The majority also affirmed the constitutionality of the Medicaid expansion provision in the law. However, the justices struck down the provision that would have allowed the federal government to withhold existing Medicaid funding if the states failed to comply with the expansion (Washington Post, 6/28).
Details of Dissenting Opinion
In the dissenting opinion, Justices Anthony Kennedy, Antonin Scalia, Clarence Thomas and Samuel Alito said the entire reform law should have been struck down.
Kennedy wrote in the dissent that the law "exceeds federal power both in mandating the purchase of health insurance and in denying nonconsenting states all Medicaid funding" (Sherman, AP/San Francisco Chronicle, 6/28).
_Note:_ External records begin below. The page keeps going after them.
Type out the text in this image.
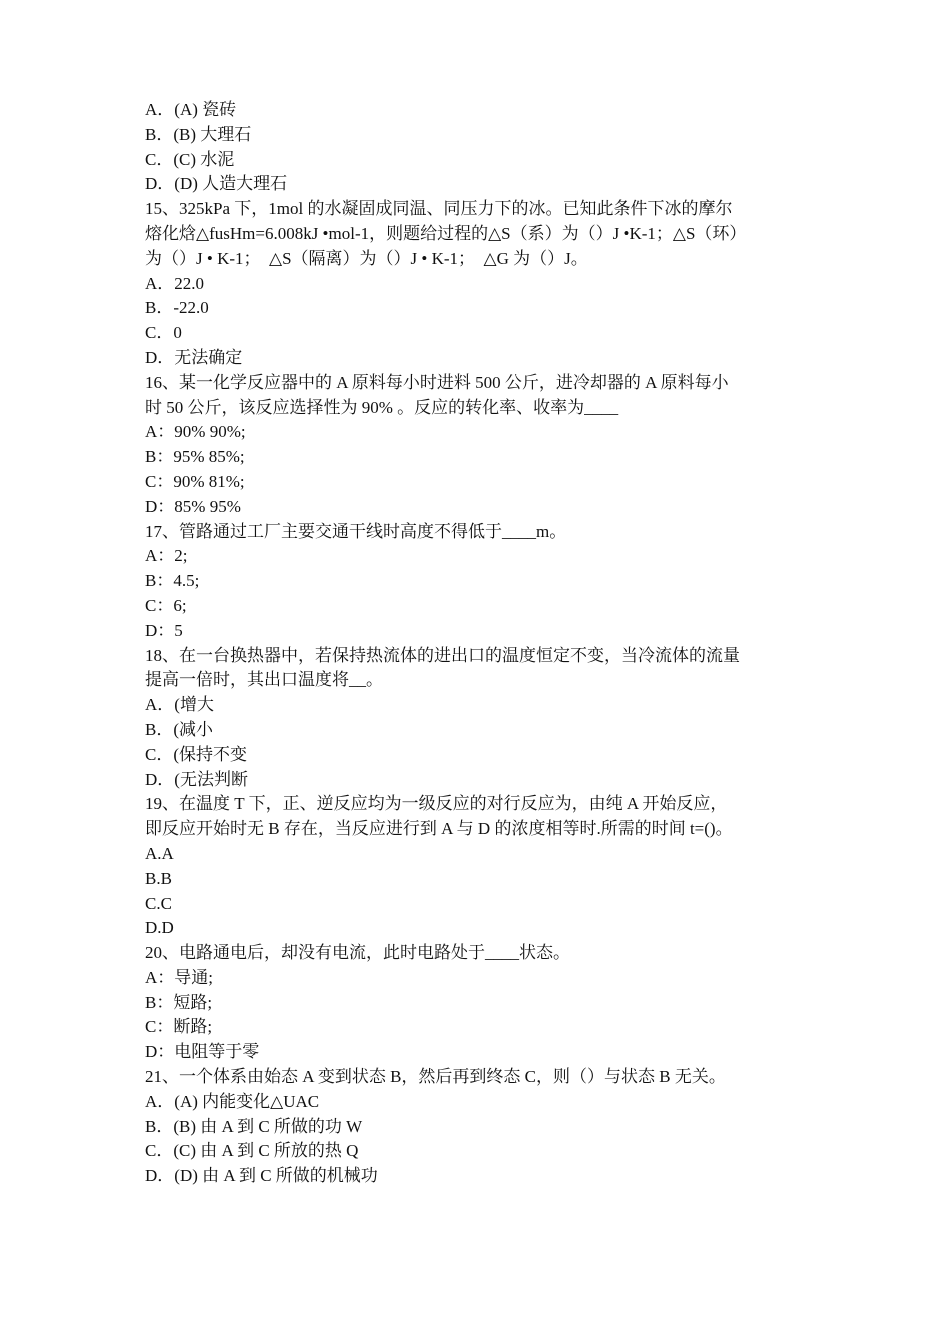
A．(A) 瓷砖
B．(B) 大理石
C．(C) 水泥
D．(D) 人造大理石
15、325kPa 下，1mol 的水凝固成同温、同压力下的冰。已知此条件下冰的摩尔
熔化焓△fusHm=6.008kJ •mol-1，则题给过程的△S（系）为（）J •K-1；△S（环）
为（）J • K-1；  △S（隔离）为（）J • K-1；  △G 为（）J。
A．22.0
B．-22.0
C．0
D．无法确定
16、某一化学反应器中的 A 原料每小时进料 500 公斤，进冷却器的 A 原料每小
时 50 公斤，该反应选择性为 90% 。反应的转化率、收率为____
A：90% 90%;
B：95% 85%;
C：90% 81%;
D：85% 95%
17、管路通过工厂主要交通干线时高度不得低于____m。
A：2;
B：4.5;
C：6;
D：5
18、在一台换热器中，若保持热流体的进出口的温度恒定不变，当冷流体的流量
提高一倍时，其出口温度将__。
A．(增大
B．(减小
C．(保持不变
D．(无法判断
19、在温度 T 下，正、逆反应均为一级反应的对行反应为，由纯 A 开始反应，
即反应开始时无 B 存在，当反应进行到 A 与 D 的浓度相等时.所需的时间 t=()。
A.A
B.B
C.C
D.D
20、电路通电后，却没有电流，此时电路处于____状态。
A：导通;
B：短路;
C：断路;
D：电阻等于零
21、一个体系由始态 A 变到状态 B，然后再到终态 C，则（）与状态 B 无关。
A．(A) 内能变化△UAC
B．(B) 由 A 到 C 所做的功 W
C．(C) 由 A 到 C 所放的热 Q
D．(D) 由 A 到 C 所做的机械功
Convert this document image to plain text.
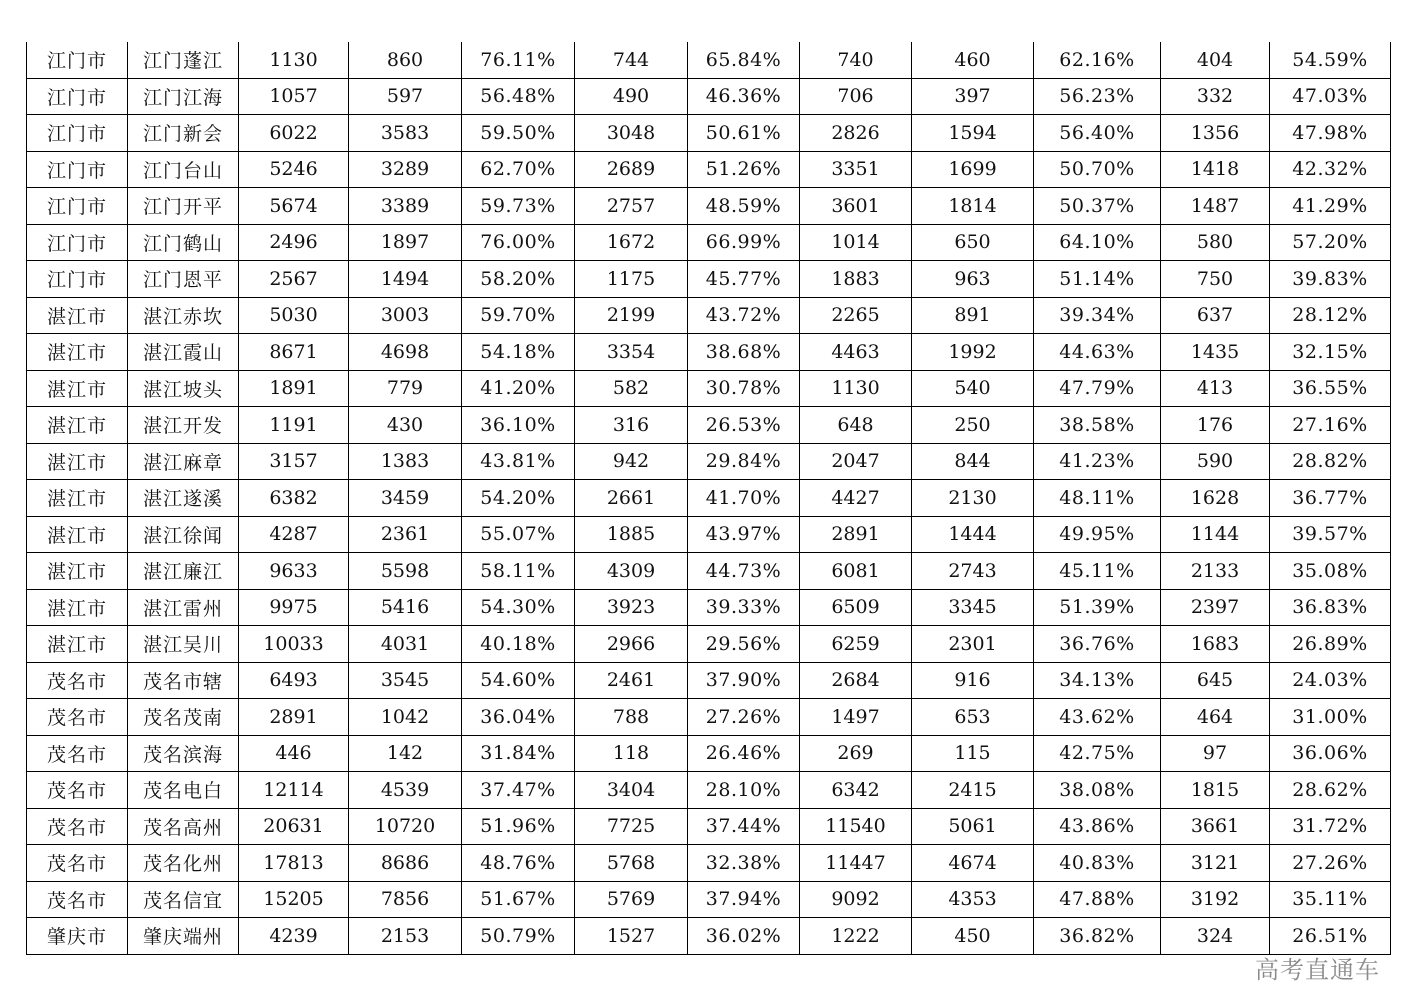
江门市	江门蓬江	1130	860	76.11%	744	65.84%	740	460	62.16%	404	54.59%
江门市	江门江海	1057	597	56.48%	490	46.36%	706	397	56.23%	332	47.03%
江门市	江门新会	6022	3583	59.50%	3048	50.61%	2826	1594	56.40%	1356	47.98%
江门市	江门台山	5246	3289	62.70%	2689	51.26%	3351	1699	50.70%	1418	42.32%
江门市	江门开平	5674	3389	59.73%	2757	48.59%	3601	1814	50.37%	1487	41.29%
江门市	江门鹤山	2496	1897	76.00%	1672	66.99%	1014	650	64.10%	580	57.20%
江门市	江门恩平	2567	1494	58.20%	1175	45.77%	1883	963	51.14%	750	39.83%
湛江市	湛江赤坎	5030	3003	59.70%	2199	43.72%	2265	891	39.34%	637	28.12%
湛江市	湛江霞山	8671	4698	54.18%	3354	38.68%	4463	1992	44.63%	1435	32.15%
湛江市	湛江坡头	1891	779	41.20%	582	30.78%	1130	540	47.79%	413	36.55%
湛江市	湛江开发	1191	430	36.10%	316	26.53%	648	250	38.58%	176	27.16%
湛江市	湛江麻章	3157	1383	43.81%	942	29.84%	2047	844	41.23%	590	28.82%
湛江市	湛江遂溪	6382	3459	54.20%	2661	41.70%	4427	2130	48.11%	1628	36.77%
湛江市	湛江徐闻	4287	2361	55.07%	1885	43.97%	2891	1444	49.95%	1144	39.57%
湛江市	湛江廉江	9633	5598	58.11%	4309	44.73%	6081	2743	45.11%	2133	35.08%
湛江市	湛江雷州	9975	5416	54.30%	3923	39.33%	6509	3345	51.39%	2397	36.83%
湛江市	湛江吴川	10033	4031	40.18%	2966	29.56%	6259	2301	36.76%	1683	26.89%
茂名市	茂名市辖	6493	3545	54.60%	2461	37.90%	2684	916	34.13%	645	24.03%
茂名市	茂名茂南	2891	1042	36.04%	788	27.26%	1497	653	43.62%	464	31.00%
茂名市	茂名滨海	446	142	31.84%	118	26.46%	269	115	42.75%	97	36.06%
茂名市	茂名电白	12114	4539	37.47%	3404	28.10%	6342	2415	38.08%	1815	28.62%
茂名市	茂名高州	20631	10720	51.96%	7725	37.44%	11540	5061	43.86%	3661	31.72%
茂名市	茂名化州	17813	8686	48.76%	5768	32.38%	11447	4674	40.83%	3121	27.26%
茂名市	茂名信宜	15205	7856	51.67%	5769	37.94%	9092	4353	47.88%	3192	35.11%
肇庆市	肇庆端州	4239	2153	50.79%	1527	36.02%	1222	450	36.82%	324	26.51%
高考直通车
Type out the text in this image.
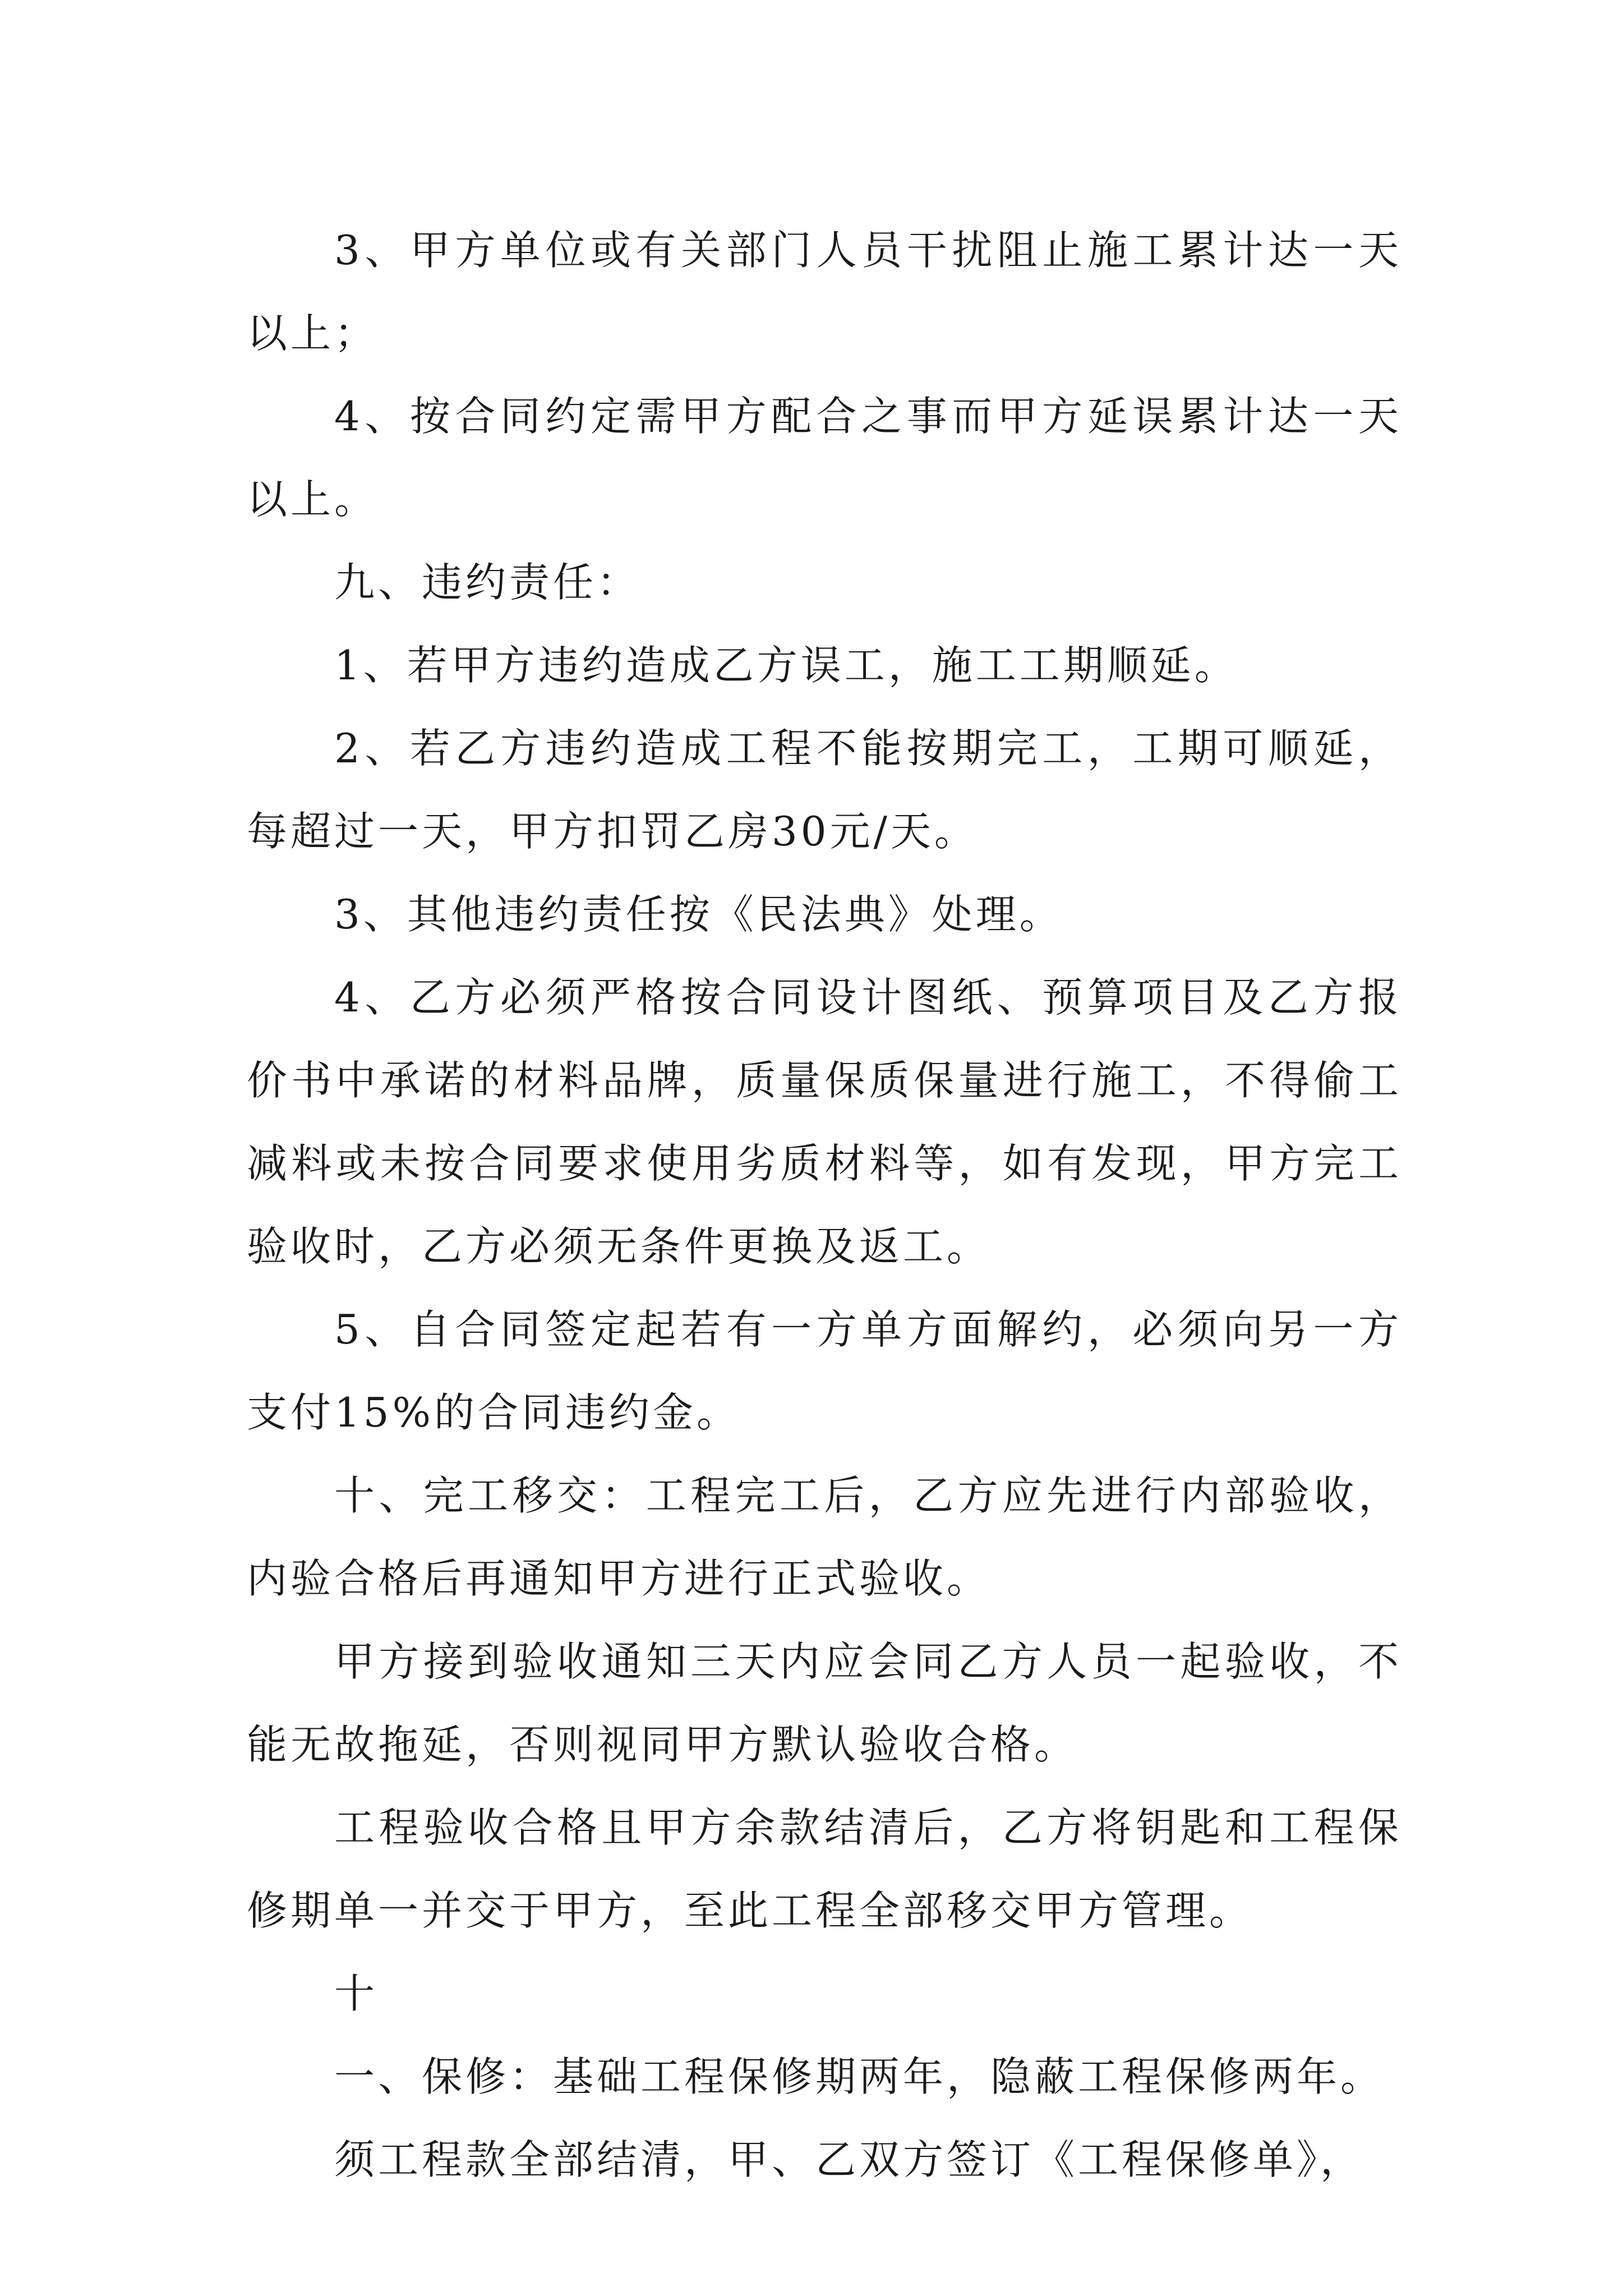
3、甲方单位或有关部门人员干扰阻止施工累计达一天以上；

4、按合同约定需甲方配合之事而甲方延误累计达一天以上。

九、违约责任：

1、若甲方违约造成乙方误工，施工工期顺延。

2、若乙方违约造成工程不能按期完工，工期可顺延，每超过一天，甲方扣罚乙房30元/天。

3、其他违约责任按《民法典》处理。

4、乙方必须严格按合同设计图纸、预算项目及乙方报价书中承诺的材料品牌，质量保质保量进行施工，不得偷工减料或未按合同要求使用劣质材料等，如有发现，甲方完工验收时，乙方必须无条件更换及返工。

5、自合同签定起若有一方单方面解约，必须向另一方支付15%的合同违约金。

十、完工移交：工程完工后，乙方应先进行内部验收，内验合格后再通知甲方进行正式验收。

甲方接到验收通知三天内应会同乙方人员一起验收，不能无故拖延，否则视同甲方默认验收合格。

工程验收合格且甲方余款结清后，乙方将钥匙和工程保修期单一并交于甲方，至此工程全部移交甲方管理。

十

一、保修：基础工程保修期两年，隐蔽工程保修两年。

须工程款全部结清，甲、乙双方签订《工程保修单》，
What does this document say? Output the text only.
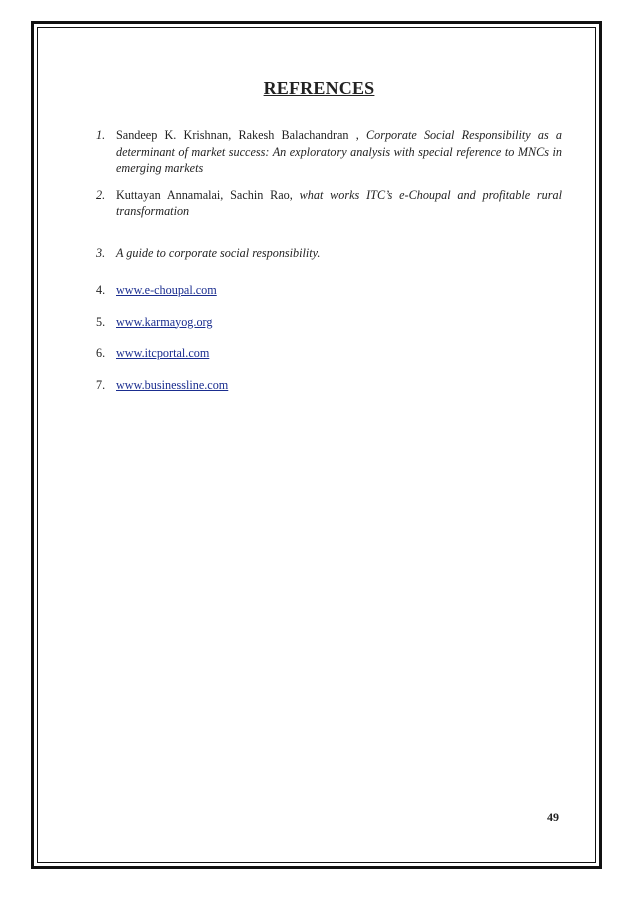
REFRENCES
1. Sandeep K. Krishnan, Rakesh Balachandran , Corporate Social Responsibility as a determinant of market success: An exploratory analysis with special reference to MNCs in emerging markets
2. Kuttayan Annamalai, Sachin Rao, what works ITC’s e-Choupal and profitable rural transformation
3. A guide to corporate social responsibility.
4. www.e-choupal.com
5. www.karmayog.org
6. www.itcportal.com
7. www.businessline.com
49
Health IT Implications of Ruling
The Supreme Court ruling clears the way for health care providers to continue working on health IT projects related to the implementation of the reform law, according to the Wall Street Journal's "CIO Report" ("CIO Report," Wall Street Journal, 6/28).
Although the reform law does not directly address health IT adoption, some of the law's Medicare programs give preference to health care providers who have installed electronic health record systems (iHealthBeat, 6/22).
Other health IT-related provisions of the reform law include:
- Demonstration projects for accountable care organizations, which use IT tools;
- New collection and reporting responsibilities on health care disparities;
- New health care-associated data collection by the Internal Revenue Service;
- New operating rules to standardize HIPAA transactions;
- Online-based insurance exchanges at the state level; and
- Web-based enrollment for health care and human services programs (iHealthBeat, 2/1/11).
Health IT Stakeholders React to Supreme Court Ruling
In a statement, the eHealth Initiative said, "By upholding the law, the uncertainty about governmental programs to advance greater care coordination in the delivery of health care and quality-based payment reforms, supported by health IT, is removed" (eHealth Initiative release, 6/28).
H. Stephen Lieber -- president and CEO of the Healthcare Information and Management Systems Society -- in a statement said, "Now that the uncertainty around [the health reform law] has been settled, it is critical that we continue the momentum to transform health care, including the use of information technology." He added, "We are pleased that congressional support for nationwide adoption of health IT on both sides of the aisle remains strong, and has been unaffected by the debate on the health care reform law" (HIMSS release, 6/28).
Ruling Does Not Affect Meaningful Use Program
The Supreme Court ruling does not affect the meaningful use program, which was created by the 2009 federal economic stimulus package, not the 2010 health reform law. Under the stimulus package, health care providers who demonstrate meaningful use of certified EHR systems can qualify for Medicaid and Medicare incentive payments (iHealthBeat, 6/22).
In a statement, HIMSS said, "[W]hile there are many potential implications for health IT in the [health reform law], the Medicare and Medicaid [EHR] Incentive Program was never in jeopardy regardless of the outcome of this case" (HIMSS release, 6/28).